CMS Cracks Down on Healthcare Fraud with New “Fraud War Room”

There has been a lot going on regarding healthcare fraud, waste, and abuse, and the Centers for Medicare & Medicaid Services (CMS) is stepping up against it. Just this week, CMS launched a new unit called the Fraud Detection Operation Center (FDOC). This is a high-tech “war room” where experts are working in real time to stop scammers before taxpayer money is lost. A CMS spokesperson reassured, “We’re not just chasing fraud anymore,” and added, “We’re stopping it in its tracks.”
What is FDOC?
FDOC is more of a command center, bringing together fraud investigators, technology experts, and data analysts. Their main aim is to catch suspicious behaviour at the earliest. For example, CMS halted payments to a doctor who had been dead for 20 years. And in another example, they removed 18 providers who had been convicted of serious crimes. The FDOC has also contributed towards uncovering false billing for wound care services and reviewed any doubtful hospice claims.
In addition, the FDOC works with the Fraud Prevention System (FPS), and this is powered by artificial intelligence (AI). The system automatically flags any strange behaviors, such as a provider billing too much or too often, and immediately shows it to the investigators. Its operations have been perfectly explained by Lauren Toth, a technical director at Peraton (the company behind FPS): “Imagine a provider bills $800,000 for one medical code, and their patients live 95 miles away,” said Toth, “That’s a red flag.”

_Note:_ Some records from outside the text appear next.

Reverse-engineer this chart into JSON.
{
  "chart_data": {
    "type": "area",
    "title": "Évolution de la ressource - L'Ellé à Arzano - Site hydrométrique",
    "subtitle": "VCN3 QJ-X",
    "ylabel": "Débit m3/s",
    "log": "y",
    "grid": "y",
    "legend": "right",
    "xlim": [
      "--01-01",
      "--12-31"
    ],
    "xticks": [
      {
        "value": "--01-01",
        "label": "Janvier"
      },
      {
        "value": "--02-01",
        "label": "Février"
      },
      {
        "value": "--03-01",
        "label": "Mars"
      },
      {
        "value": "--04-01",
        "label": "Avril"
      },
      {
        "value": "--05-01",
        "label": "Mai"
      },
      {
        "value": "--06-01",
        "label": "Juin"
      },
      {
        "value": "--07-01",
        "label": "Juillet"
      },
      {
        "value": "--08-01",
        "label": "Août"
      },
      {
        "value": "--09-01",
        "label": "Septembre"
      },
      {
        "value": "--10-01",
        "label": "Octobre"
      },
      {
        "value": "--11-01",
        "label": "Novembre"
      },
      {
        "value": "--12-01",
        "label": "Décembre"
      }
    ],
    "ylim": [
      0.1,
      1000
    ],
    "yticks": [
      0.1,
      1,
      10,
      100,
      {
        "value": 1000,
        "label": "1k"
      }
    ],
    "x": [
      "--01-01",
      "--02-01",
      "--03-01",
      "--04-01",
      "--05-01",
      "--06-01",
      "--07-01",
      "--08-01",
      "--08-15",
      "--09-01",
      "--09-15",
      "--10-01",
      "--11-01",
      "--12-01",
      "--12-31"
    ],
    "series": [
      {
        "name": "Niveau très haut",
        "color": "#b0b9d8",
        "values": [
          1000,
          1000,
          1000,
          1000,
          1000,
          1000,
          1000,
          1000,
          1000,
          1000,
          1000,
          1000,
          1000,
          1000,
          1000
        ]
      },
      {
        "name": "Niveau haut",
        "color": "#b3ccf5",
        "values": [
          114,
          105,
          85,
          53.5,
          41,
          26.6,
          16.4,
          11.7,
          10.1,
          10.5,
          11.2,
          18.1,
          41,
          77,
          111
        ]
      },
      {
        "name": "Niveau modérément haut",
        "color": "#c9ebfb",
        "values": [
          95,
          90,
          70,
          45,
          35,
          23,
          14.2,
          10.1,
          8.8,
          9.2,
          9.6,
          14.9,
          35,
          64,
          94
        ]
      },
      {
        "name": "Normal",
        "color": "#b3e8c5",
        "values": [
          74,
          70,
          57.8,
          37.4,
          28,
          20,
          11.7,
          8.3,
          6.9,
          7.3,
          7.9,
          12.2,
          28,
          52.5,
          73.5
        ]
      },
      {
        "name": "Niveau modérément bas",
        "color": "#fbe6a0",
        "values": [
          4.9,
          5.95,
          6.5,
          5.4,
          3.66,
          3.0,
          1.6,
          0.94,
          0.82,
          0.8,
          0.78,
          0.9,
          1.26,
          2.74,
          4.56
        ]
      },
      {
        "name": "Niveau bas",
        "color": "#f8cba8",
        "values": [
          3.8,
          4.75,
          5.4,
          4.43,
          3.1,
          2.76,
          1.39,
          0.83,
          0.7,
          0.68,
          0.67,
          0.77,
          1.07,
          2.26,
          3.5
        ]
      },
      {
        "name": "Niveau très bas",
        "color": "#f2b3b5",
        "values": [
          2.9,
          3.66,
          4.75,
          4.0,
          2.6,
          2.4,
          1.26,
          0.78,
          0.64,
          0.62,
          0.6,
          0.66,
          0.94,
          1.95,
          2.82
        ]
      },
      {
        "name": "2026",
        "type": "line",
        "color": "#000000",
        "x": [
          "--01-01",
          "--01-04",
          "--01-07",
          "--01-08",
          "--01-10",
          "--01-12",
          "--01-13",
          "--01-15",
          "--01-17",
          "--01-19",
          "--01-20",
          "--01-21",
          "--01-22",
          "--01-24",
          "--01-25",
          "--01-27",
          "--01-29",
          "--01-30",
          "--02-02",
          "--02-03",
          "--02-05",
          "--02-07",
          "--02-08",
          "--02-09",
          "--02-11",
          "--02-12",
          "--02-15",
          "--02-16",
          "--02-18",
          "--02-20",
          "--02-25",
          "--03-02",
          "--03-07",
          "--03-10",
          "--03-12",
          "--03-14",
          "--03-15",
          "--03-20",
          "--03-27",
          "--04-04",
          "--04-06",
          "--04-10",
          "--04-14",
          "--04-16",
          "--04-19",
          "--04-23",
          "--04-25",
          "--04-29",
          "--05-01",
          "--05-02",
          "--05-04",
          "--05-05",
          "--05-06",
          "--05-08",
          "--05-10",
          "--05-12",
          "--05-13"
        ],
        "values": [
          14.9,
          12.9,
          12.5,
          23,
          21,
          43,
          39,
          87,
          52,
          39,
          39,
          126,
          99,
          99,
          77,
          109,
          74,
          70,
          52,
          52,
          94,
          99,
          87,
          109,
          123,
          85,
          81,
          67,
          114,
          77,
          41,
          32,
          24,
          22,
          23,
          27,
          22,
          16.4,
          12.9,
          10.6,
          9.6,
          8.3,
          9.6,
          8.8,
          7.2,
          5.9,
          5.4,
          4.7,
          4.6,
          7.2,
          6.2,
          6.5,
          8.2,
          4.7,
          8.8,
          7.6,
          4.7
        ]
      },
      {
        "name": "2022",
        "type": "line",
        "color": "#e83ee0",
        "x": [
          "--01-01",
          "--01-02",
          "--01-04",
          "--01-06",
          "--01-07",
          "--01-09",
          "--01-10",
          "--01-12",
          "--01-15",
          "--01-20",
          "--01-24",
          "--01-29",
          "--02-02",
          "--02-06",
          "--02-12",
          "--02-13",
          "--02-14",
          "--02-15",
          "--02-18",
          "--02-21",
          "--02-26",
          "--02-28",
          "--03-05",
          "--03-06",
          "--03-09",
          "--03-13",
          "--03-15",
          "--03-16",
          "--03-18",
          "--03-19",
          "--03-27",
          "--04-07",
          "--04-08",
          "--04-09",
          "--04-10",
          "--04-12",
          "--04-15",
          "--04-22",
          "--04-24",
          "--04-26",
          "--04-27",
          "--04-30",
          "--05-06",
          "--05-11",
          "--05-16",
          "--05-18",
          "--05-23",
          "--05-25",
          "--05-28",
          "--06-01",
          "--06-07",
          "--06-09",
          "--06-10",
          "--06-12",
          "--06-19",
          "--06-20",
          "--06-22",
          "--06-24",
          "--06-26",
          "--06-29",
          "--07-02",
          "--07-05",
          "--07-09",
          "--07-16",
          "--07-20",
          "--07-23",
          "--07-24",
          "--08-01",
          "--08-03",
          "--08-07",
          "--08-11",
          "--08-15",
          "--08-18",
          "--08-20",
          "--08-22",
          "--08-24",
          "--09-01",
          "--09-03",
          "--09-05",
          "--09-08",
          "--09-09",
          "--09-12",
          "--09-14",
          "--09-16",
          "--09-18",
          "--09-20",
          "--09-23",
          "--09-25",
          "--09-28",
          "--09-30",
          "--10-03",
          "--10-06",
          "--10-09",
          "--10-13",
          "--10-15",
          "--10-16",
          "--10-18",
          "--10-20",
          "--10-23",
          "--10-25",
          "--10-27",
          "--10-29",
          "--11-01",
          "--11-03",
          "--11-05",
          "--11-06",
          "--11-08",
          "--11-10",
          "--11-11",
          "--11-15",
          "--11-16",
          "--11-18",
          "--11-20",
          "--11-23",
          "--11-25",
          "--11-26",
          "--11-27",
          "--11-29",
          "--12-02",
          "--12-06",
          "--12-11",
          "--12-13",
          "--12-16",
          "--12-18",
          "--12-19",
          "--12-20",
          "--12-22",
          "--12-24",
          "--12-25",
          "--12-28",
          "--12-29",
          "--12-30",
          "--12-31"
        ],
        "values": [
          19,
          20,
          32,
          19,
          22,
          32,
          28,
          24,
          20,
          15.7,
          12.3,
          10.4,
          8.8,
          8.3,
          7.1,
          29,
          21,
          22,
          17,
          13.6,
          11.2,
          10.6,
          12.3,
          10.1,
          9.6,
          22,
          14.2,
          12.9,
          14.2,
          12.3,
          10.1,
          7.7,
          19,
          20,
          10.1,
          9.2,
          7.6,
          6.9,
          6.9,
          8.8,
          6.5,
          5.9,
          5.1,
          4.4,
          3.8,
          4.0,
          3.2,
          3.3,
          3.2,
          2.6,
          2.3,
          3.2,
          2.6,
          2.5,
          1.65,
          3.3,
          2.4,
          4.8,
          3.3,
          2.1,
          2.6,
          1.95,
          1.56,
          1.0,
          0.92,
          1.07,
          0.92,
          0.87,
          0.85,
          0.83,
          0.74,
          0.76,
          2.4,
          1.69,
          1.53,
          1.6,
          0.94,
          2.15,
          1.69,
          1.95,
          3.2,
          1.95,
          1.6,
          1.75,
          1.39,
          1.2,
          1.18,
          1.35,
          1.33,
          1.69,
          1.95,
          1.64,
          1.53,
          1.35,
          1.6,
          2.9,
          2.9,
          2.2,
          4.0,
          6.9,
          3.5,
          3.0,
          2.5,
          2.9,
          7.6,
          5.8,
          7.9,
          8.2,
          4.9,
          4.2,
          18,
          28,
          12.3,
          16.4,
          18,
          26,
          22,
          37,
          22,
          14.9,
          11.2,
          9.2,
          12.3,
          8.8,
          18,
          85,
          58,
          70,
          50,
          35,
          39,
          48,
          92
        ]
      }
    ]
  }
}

The case mentioned by Toth is actually what happened in one case. Investigators immediately spotted the patterns, halted payments, and opened an investigation. “In the past, we paid first and then chased fraud later,” said Toth. “Now, we can pause the payment before it’s made.”
This isn’t just all talk. Since March 2024, CMS has already suspended $43 million in payments to 33 providers due to growing fraud concerns. And they’re not stopping for a thing, as said by the CMS spokesperson, “We expect many more success stories.”
Rapid FI
Another excellent innovation by Peraton is a new product called Rapid Fraud Intelligence (Rapid FI). This is tailored to urgent needs, as it is designed to be faster and easier for federal agencies to use. Even though it is not put to use as of yet, it may be used in the future for similar purposes.
Rapid FI enables investigators to view any suspicious activity on a user-friendly dashboard. By comparing providers, flagging risk scores, and even using social network analysis to look for signs of kickbacks, Rapid FI is slowly paving its way into the project.
The senior software developer at Peraton, Allen Barger, demonstrated the tool and said, “Here’s a chiropractor billing like crazy,” and added, “His 32 patients all live nearly 100 miles away. That’s a red flag.” The system is great for saving time, effort, and money, as it is specifically built to help investigators to decide whether or not to launch a full investigation.
What’s Next?
CMS is adamant on stopping fraud before it even starts, and this might include bigger policy changes. This includes closing loopholes in Medicare Advantage appeals, ending certain Medicaid funding matches, and cutting back on ACA program spending. “We want to protect every taxpayer dollar,” said Toth. “And the right technology helps us do that.”